NEW DELHI: The commercial office market in India is expanding at an unexpected rate, with leasing across six major cities surpassing 75 million square feet in 2025, a significant increase from 32 million square feet in 2020, representing a compounded annual growth rate of 19%. Yet, this rapid growth brings a hidden, pressing concern: the carbon footprint associated with outfitting and refurbishing these offices every five to seven years.
A recent research report by Savills India indicates that interior fit-outs, often overlooked in discussions about green buildings, may equal or exceed the embodied carbon emissions of the building itself. This is attributable to a relentless cycle of installation, disposal, and replacement—driven by short lease durations, high tenant turnover, and shifting workplace demands—that generates substantial waste and greenhouse gas emissions with every renovation cycle.
The scale of the issue
The built environment contributes approximately 30-40% of annual global carbon emissions. While sustainability discussions have predominantly focused on operational energy factors—such as lighting, cooling, and power consumption—the report highlights that the embodied carbon locked in interior materials, ranging from furniture and flooring to partitions and ceilings, constitutes a significant and largely unmeasured portion of overall emissions.
The data is concerning. Each time a fit-out is stripped and replaced before it has outlived its functional life, the carbon dioxide emissions from its production, transport, and installation are effectively wasted. Demolition and disposal alone can represent 5-10% of total fit-out costs, with the majority of material ending up in landfills.
A circular solution and its business case
The report advocates for circular fit-outs that focus on reuse, modularity, low-carbon materials, and design-for-disassembly, viewing them as both an environmental and financial opportunity. Expert consultations suggest that the business rationale is more compelling than the sector currently comprehends.
Utilizing low-carbon and reuse-driven materials could cut embodied carbon emissions from fit-outs by 25-55%, depending on the project scope and the degree of circular integration from the design phase. While initial costs may be 10-15% higher, the report argues this investment is typically recouped within five to ten years through lower material acquisition costs, reduced maintenance needs, and longer asset lifespan.
Those who reuse materials can save 30-40% compared to purchasing new items. Modular and disassemblable designs can also shorten renovation timelines and costs by 20-35%. For organizations managing extensive multi-city portfolios, the aggregated financial impact over a decade could be substantial.
Material data insights
The report correlates high-impact fit-out categories with circular alternatives, illustrating specific carbon reduction potentials. For instance, furniture made from virgin plastics and uncertified timber can be replaced with reclaimed wood, bamboo, and recycled materials, achieving a carbon reduction of 45-60%. Likewise, replacing standard carpet with recycled content could yield 30-60% savings.
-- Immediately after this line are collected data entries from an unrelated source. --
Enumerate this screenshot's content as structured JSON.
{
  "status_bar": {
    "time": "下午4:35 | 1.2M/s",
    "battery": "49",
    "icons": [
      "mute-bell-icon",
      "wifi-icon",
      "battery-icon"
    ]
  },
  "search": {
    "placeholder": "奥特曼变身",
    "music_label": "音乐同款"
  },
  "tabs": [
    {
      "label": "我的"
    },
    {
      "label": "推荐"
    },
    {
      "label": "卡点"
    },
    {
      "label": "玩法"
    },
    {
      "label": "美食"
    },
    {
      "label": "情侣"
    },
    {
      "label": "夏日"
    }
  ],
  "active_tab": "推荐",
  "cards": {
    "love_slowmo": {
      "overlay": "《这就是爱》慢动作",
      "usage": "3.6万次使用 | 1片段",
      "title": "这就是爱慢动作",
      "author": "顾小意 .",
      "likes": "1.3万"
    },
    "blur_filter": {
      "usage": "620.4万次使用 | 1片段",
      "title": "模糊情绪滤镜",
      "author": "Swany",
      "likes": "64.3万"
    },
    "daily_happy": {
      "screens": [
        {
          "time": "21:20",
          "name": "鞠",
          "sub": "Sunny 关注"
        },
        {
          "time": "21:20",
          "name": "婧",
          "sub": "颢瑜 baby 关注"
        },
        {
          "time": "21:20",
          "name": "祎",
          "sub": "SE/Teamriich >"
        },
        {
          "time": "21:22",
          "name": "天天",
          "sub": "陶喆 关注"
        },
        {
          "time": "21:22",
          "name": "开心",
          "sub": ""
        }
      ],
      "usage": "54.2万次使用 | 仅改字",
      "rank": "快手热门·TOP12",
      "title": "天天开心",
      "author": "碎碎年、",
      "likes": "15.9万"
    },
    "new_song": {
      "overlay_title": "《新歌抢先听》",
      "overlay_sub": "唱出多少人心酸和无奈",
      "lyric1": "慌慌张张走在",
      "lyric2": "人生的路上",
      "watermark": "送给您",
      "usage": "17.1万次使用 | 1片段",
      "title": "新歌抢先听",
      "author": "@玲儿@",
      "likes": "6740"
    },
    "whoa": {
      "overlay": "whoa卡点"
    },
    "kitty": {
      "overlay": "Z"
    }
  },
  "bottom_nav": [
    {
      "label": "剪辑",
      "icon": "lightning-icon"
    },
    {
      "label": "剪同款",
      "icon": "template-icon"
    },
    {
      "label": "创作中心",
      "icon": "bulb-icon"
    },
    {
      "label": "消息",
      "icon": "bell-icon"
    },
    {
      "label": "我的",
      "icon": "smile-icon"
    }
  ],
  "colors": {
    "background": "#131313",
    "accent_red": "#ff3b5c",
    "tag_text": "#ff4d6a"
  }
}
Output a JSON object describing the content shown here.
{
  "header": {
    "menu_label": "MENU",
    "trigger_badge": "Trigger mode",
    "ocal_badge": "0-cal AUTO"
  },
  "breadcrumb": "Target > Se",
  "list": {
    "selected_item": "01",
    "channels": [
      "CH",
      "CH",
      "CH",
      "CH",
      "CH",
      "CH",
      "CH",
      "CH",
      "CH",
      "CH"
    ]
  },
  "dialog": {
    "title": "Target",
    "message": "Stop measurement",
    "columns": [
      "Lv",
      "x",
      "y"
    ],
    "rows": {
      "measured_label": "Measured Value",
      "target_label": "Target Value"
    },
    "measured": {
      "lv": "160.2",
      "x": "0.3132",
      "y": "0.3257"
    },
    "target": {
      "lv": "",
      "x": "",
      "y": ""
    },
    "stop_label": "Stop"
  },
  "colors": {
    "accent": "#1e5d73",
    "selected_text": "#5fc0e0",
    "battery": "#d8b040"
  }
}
Other materials such as partition systems, wall finishes, and insulation can see reductions of 20-55% through similar substitutions.
Overall, a well-implemented circular strategy could result in a 25-55% decrease in embodied carbon emissions across an entire fit-out.
Barriers to progress in India
Despite the compelling business case, circular fit-outs in India remain largely experimental. The hindrances are structural, rather than conceptual.
Reverse logistics for reclaiming and refurbishing used furniture and components are fragmented and largely absent outside major urban centers. The supply of certified circular material providers is lacking, as are standardized take-back systems and Life Cycle Assessment data, complicating evidence-based low-carbon material specifications for procurement teams.
Furthermore, the regulatory environment has not evolved to support circular models. There are no mandatory requirements for disclosing embodied carbon in commercial fit-outs, no preferential procurement for low-carbon interiors in public sector projects, and inadequate frameworks for recovery of construction and demolition waste. A focus on capital expenditure often disadvantages circular solutions that require upfront investment despite their overall cost-effectiveness.
Multinational corporations under pressure from global ESG mandates are expected to lead early adoption; however, domestic entities may hesitate without supportive policies or financial incentives.
Policy needs
The report suggests several regulatory changes to mainstream circular fit-outs beyond experimental stages. Recommendations include mandatory embodied carbon reporting for large commercial interiors, a national framework standardizing definitions and metrics for circularity aligned with Indian Green Building Council and GRIHA benchmarks, and a “Deconstruction First” policy requiring salvage audits prior to demolition permits.
On the demand side, it proposes establishing reuse thresholds for public sector fit-outs and preferential procurement for environmentally certified materials. Extended Producer Responsibility for fit-out materials, obliging manufacturers to reclaim components at end-of-life, is also noted as an essential mechanism currently absent in India’s regulatory framework.
Establishing urban refurbishment hubs, supported by public-private partnerships, that empower MSMEs to lead salvage and restoration operations is recommended as a foundational infrastructure for a functional circular materials market.
Commercial incentives for developers
For developers and landlords, the report notes a growing market trend where assets with credible sustainability credentials, including lower embodied carbon, begin to yield better financial outcomes. Discussions within the industry increasingly point to potential rental premiums, improved tenant quality, and decreased downtime as advantages for early adopters in the grade-A and flexible office markets.
Whether these premiums are consistently measurable in India remains an ongoing inquiry. However, the report establishes that the costs associated with inaction are escalating, and the infrastructure needed for circular fit-outs—including supply chains, standards, and incentives—must be proactively developed rather than relying on organic growth.
Given the size and rapid growth of India’s office market, decisions regarding fit-out design and material selection made in the next five years will have far-reaching implications beyond any single lease cycle.